The important element of any successful social media advertising campaign is to be subtle and try not to sell things as overtly as a traditional campaign: social media for this demographic is above all aspirational, which leads neatly on to the next point. Being able to set aside a small amount of your marketing budget for online campaigns, free products or extra design or photography work is important. If this is difficult to expense then consider applying for a small business loan.

Be a teacher, but don’t overly sell

In a world filled with products, services and experiences, it’s understandable everyone suffers from FOMO (fear of missing out). That’s what brands are banking on. However, if you want to interact with Millennials then recognise how they are being sold something everywhere they look – and it’s starting to have a negative effect on how brands are perceived.

With a constant stream of offers and options it can become easy to  feel jaded. In fact, over 75 per cent of Millennials admit they distrust traditional advertising.

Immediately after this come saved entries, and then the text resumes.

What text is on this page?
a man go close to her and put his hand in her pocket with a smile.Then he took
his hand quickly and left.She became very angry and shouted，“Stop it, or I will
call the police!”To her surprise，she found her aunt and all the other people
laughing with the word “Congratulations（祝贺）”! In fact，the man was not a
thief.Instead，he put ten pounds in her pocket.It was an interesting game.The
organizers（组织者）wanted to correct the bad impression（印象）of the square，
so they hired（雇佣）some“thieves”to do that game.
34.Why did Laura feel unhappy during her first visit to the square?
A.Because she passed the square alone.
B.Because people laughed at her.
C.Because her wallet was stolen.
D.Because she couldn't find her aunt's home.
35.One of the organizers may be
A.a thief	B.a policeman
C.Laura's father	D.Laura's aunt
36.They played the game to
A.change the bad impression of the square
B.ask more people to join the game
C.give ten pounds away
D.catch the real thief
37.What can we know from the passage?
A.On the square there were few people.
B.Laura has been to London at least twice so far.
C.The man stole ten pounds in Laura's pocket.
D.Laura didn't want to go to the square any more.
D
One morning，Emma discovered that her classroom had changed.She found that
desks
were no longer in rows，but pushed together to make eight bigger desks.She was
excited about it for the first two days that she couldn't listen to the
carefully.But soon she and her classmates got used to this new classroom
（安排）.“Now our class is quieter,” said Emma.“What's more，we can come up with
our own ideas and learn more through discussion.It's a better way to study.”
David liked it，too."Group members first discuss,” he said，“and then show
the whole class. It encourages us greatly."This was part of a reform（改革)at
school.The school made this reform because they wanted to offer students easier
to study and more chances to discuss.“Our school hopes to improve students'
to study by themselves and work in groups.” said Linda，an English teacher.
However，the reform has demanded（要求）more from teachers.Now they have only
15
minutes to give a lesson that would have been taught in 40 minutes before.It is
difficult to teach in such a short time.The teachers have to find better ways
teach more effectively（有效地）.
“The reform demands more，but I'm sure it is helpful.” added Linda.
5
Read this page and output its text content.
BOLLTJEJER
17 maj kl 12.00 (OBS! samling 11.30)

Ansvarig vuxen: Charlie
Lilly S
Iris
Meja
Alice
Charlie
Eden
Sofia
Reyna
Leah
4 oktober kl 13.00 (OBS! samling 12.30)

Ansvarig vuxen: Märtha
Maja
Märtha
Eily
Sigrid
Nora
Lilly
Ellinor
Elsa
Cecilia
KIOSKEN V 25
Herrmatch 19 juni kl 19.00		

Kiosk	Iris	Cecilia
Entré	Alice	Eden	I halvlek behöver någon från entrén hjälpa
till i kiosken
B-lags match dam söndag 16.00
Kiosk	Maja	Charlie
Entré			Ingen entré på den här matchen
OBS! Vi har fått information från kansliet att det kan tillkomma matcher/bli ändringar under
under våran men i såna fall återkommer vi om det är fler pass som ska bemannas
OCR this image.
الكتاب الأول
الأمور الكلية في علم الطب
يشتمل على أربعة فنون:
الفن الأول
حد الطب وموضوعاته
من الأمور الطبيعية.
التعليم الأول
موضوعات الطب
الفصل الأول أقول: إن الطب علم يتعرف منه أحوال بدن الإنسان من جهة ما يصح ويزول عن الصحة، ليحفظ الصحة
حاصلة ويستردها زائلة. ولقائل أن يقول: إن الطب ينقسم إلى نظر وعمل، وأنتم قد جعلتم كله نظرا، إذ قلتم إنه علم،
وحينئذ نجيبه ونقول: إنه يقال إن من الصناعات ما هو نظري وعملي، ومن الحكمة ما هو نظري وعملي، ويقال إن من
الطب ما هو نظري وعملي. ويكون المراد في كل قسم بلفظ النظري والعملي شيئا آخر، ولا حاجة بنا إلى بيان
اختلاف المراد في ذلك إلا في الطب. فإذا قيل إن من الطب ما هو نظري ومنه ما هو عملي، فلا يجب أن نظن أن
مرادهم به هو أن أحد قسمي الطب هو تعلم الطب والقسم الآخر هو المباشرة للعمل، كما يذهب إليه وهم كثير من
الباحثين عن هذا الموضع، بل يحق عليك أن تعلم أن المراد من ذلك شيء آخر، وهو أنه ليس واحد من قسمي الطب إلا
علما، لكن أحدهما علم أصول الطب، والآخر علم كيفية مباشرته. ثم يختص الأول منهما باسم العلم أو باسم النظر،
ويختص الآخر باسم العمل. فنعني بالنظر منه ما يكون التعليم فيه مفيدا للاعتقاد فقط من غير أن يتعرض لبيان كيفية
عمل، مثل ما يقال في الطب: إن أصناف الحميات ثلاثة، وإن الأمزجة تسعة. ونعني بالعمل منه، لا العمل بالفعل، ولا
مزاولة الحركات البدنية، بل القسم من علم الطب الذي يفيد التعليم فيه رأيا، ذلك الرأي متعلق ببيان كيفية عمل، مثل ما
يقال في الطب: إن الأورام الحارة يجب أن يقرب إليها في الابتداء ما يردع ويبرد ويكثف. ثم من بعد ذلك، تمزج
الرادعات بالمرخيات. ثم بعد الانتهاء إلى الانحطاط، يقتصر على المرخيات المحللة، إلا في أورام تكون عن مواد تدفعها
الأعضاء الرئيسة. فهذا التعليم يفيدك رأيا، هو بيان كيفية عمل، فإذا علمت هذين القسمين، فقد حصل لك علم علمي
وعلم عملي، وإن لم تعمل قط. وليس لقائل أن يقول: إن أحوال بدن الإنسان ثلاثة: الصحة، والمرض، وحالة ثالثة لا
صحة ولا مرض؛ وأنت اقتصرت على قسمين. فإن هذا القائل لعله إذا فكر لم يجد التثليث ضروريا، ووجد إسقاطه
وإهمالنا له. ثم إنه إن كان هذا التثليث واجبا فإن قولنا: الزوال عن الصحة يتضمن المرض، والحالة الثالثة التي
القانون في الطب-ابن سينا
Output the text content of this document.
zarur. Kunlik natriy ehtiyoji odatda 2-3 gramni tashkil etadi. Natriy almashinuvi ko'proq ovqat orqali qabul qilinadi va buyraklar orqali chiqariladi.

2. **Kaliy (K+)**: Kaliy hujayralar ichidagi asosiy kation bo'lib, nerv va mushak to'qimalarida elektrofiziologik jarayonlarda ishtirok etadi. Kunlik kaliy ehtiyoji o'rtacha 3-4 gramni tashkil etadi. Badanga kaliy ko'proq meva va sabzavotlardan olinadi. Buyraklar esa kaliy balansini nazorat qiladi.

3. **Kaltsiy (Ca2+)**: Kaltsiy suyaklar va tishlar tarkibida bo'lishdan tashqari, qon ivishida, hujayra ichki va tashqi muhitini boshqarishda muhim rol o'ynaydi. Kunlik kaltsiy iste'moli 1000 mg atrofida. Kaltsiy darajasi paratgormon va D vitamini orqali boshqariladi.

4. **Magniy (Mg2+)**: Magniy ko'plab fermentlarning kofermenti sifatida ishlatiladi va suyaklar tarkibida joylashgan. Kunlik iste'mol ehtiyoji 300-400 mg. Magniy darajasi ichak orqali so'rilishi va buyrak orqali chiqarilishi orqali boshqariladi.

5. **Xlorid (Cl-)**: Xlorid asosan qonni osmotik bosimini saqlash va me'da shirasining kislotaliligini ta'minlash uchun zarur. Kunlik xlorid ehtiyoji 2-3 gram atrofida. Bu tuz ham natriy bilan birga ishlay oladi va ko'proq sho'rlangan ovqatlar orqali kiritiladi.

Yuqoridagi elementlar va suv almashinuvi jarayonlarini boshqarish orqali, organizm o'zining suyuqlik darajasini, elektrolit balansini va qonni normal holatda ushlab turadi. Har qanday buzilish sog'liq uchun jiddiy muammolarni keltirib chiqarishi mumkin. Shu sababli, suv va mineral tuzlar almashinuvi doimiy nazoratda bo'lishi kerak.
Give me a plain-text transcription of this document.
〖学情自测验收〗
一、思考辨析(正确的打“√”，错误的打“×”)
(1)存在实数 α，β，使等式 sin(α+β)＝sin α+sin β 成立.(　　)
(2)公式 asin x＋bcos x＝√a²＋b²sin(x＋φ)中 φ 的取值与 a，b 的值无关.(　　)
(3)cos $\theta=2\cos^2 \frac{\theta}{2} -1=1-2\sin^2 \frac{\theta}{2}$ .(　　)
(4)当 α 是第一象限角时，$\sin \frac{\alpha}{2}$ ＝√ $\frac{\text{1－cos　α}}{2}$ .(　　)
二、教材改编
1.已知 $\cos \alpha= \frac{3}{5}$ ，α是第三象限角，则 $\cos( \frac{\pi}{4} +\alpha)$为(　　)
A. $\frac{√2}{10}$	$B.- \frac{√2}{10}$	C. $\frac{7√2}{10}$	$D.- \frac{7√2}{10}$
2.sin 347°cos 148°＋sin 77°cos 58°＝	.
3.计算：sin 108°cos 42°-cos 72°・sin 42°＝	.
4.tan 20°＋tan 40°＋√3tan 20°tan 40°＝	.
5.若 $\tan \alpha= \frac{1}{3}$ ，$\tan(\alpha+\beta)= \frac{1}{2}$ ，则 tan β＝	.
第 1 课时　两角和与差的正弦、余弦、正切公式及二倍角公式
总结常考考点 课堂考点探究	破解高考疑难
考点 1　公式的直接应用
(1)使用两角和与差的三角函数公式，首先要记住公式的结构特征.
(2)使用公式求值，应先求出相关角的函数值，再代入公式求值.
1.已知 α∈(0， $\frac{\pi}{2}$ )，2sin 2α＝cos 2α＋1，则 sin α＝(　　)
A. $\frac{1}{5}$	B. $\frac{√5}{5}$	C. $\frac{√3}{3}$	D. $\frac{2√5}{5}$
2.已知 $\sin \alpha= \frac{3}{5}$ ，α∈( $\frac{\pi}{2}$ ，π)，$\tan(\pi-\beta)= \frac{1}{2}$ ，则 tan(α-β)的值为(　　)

To be heard above the din you need to supply content that is unique, entertaining or provides value. Creating engaging content proves your expertise in your area and encourages readers to look to your brand as a learning resource. This approach works well with inbound marketing strategies like blogging, social media and SEO.

Millennials spend more than 25 hours a week surfing the web, therefore creating great content that is eye catching and worth sharing will foster loyalty and is an effective way to subtly sell your product.

When the time comes that a reader/potential consumer is far enough along their buying journey, they will think of your product and you will be at the top of their list.